鏡の先の銀河鉄道

 そしてまた、機械的な声が車内に響いた。
 『マモナクシシ座ステーションニ、到着イタシマス』
 窓の外に輝いている木星が少し後ろの位置に移動した代わりに、前方から星とは違う光を放つ存在が現れた。

 そして、ゆっくりと銀河鉄道は停車した。
 
 「僕は、先に行くよ。レグレス様にこれを届けないといけないからさ!」
 シリウスは、そう言いながら『蒼い石』の入った重そうな鞄を持ちながらそそくさと銀河鉄道を降りて行った。
 「レグレスって、誰?」
 「このしし座の偉い人だよ。どの星座にも長がいるんだ。で、このしし座の長がレグレス様だよ。」
 
 『レグレス』
 
 それは、しし座の一等星
 
 美しく瞬く星
 
 「まぁ、会うことはないんじゃないかなら。次の流星際をやる星座に、あの蒼い石の原石を渡したりとか忙しい人だから。」
 ジョバンニは、俺に話しかけながら銀河鉄道を降りて行く。俺も、彼に置いてかれないように降りた。

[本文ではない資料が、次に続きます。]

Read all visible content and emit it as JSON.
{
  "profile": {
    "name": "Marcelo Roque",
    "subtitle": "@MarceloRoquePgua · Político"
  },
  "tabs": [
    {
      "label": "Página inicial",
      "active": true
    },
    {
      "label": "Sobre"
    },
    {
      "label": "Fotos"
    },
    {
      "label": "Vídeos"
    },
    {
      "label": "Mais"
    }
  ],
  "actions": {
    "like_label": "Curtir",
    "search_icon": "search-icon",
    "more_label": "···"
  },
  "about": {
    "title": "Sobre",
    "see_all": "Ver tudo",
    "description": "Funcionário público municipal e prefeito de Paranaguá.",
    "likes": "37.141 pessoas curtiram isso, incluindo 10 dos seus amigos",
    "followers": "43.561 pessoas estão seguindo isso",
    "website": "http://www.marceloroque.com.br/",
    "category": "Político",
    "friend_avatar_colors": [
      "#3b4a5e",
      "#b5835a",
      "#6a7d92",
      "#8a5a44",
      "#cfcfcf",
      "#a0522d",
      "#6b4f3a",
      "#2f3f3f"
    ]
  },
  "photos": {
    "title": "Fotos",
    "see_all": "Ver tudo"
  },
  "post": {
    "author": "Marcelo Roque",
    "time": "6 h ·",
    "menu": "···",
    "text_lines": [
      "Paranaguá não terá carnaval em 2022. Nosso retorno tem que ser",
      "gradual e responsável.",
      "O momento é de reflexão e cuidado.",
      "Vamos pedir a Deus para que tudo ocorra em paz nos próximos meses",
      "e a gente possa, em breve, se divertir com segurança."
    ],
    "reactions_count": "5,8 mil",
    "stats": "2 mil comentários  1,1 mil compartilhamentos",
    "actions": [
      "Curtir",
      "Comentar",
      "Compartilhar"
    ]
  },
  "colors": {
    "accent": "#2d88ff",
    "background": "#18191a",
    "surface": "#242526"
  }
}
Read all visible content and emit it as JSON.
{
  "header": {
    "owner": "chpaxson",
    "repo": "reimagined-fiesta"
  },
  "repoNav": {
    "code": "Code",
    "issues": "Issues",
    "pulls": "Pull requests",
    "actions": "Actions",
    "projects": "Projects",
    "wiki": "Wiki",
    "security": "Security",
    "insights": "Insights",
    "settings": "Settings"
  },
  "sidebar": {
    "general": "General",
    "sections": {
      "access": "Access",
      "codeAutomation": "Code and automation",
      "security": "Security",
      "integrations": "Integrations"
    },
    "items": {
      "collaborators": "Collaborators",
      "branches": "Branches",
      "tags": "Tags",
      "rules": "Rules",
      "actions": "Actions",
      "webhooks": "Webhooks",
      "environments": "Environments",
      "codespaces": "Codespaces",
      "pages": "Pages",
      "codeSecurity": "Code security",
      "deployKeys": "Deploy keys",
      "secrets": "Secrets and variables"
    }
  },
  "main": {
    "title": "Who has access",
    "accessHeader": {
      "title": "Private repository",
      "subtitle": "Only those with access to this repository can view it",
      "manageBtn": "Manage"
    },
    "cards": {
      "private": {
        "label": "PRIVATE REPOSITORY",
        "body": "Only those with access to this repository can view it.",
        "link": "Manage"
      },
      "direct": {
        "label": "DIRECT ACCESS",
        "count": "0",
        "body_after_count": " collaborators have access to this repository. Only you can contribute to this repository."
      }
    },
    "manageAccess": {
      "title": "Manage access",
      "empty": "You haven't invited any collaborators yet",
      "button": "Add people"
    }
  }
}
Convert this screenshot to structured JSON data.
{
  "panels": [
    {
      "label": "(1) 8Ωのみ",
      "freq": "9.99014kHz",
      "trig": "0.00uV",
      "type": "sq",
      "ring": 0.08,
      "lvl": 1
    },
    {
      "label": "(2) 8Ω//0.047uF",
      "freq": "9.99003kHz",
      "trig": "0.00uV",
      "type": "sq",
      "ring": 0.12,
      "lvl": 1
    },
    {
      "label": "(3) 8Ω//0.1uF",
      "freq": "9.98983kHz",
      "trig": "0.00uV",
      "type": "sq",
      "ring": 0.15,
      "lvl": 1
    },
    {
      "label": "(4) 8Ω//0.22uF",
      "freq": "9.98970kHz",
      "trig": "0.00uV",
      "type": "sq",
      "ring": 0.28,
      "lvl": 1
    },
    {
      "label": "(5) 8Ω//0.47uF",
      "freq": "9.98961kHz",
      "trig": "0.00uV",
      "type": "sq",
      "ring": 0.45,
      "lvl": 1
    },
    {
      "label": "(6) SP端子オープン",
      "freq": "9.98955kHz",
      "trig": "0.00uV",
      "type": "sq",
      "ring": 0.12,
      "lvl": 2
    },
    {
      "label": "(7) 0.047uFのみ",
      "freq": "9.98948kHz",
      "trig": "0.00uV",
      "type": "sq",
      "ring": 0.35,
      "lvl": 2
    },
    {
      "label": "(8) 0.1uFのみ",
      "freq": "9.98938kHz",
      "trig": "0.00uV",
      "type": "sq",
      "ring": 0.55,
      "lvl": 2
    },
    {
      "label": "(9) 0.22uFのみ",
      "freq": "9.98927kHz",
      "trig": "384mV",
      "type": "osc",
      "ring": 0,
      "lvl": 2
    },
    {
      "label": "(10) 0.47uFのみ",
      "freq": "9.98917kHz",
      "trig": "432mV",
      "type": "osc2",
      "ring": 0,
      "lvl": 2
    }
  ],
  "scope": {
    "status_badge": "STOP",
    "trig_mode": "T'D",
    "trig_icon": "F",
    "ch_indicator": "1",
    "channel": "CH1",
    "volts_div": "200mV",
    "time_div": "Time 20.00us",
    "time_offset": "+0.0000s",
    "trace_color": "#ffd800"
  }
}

 銀河鉄道を降りながら、俺はあの『蒼い石』を思い出していた。あれを何に使うのかなんて知らない。それでも、あれは俺を飲み込もうとしていた。触れてはいけないモノのような・・・・それでも、あれに触ってみたいと思う好奇心を消せていないの事実だった。
 「なぁ、ジョバンニ・・・あの石は何なんだ?」
 ジョバンニは、俺のことを睨み付けた。
 そして、ゆっくりと表情を笑顔に戻していく。